The IBM 5 in 5 is based on market and societal trends as well as emerging technologies from IBM's Research labs around the world that can make these transformations possible.

Buying local will beat online Shopping online is a national past time.  Online sales topped $1 trillion worldwide for the first time last year, and are growing faster than in-store sales.

Online stores currently have an advantage in their ability to learn from the choices we make on the web.
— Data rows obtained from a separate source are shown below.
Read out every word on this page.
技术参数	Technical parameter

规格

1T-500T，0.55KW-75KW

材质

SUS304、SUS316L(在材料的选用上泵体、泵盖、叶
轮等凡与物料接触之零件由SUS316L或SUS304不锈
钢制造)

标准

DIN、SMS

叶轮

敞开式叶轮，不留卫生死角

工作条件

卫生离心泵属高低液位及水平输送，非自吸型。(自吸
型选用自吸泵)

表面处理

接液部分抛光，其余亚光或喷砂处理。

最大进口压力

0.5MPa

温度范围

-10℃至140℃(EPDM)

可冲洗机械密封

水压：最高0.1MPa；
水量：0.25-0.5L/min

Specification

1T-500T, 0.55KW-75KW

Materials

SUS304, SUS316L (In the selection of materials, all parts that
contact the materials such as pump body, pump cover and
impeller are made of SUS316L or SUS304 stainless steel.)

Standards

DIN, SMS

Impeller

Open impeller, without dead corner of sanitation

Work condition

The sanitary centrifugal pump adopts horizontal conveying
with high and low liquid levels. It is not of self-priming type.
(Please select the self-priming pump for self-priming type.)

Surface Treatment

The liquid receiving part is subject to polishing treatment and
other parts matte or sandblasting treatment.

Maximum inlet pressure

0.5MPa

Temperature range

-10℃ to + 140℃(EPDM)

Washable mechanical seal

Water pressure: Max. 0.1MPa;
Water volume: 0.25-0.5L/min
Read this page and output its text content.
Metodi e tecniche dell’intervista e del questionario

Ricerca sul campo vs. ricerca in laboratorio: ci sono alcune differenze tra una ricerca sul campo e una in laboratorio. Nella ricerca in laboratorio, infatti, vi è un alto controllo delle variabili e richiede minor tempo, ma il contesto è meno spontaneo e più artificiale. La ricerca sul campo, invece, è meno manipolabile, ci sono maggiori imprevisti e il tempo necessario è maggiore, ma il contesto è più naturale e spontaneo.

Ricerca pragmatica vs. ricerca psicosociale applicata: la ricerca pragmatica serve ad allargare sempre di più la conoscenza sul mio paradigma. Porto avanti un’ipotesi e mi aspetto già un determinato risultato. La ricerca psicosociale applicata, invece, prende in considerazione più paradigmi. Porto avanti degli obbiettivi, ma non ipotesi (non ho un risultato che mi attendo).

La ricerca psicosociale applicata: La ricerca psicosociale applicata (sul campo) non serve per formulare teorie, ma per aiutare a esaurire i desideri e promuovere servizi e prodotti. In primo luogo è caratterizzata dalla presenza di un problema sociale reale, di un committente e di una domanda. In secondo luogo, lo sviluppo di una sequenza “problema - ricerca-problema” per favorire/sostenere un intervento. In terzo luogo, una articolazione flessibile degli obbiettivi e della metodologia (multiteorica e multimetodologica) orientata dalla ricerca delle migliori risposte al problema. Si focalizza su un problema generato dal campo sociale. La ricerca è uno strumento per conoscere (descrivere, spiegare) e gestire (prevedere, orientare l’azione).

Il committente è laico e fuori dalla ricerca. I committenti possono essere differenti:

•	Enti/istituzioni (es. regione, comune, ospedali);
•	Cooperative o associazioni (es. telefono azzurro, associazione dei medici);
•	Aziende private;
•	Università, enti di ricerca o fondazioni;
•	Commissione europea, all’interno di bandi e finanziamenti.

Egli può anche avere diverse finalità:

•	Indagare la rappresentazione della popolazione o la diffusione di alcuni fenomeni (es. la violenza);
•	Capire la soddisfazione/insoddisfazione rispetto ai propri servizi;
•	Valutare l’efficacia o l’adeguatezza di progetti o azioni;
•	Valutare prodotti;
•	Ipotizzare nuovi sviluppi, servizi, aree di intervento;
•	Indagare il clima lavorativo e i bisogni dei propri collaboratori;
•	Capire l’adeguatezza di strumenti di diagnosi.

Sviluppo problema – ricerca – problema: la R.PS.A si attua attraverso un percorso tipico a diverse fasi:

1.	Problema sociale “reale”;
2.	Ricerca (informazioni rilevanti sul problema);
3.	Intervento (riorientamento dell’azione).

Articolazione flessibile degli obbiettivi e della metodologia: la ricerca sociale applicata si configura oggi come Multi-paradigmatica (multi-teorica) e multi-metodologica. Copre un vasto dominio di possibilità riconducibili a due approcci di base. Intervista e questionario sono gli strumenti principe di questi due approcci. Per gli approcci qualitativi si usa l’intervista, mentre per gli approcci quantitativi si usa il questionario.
Today, most physical stores are limited to the insights they can gain at the point of sale – and the trend of showrooming is making it harder to compete with online retailers who compete solely on price.

In five years, new innovations will make buying local du jour once again.  Savvy retailers will use the immediacy of the store and proximity to customers to create experiences that cannot be replicated by online-only retail.  They will magnify the digital experience by bringing the web right to where the shopper can physically touch it.

In five years, retailers could rely on Watson-like technologies to equip sales associates to be expert about every product in the store. With technologies such as augmented reality and the recently announced plan to open Watson as an app development platform, IBM is providing shoppers with better in-store browsing and buying experiences.

As mobile devices supported by cloud computing enable individuals to share what makes them tick, their health or nutritional needs, virtual closets and social networks, retailers will soon be able to anticipate with incredible accuracy the products a shopper most wants and needs. As a result, stores will transform into immersive destinations with experiences customized for each individual.

And given their proximity and multiple footprints, stores will be able to offer shoppers a variety of fast pick-up or delivery options, wherever the customer is. Two-day shipping will feel like snail mail.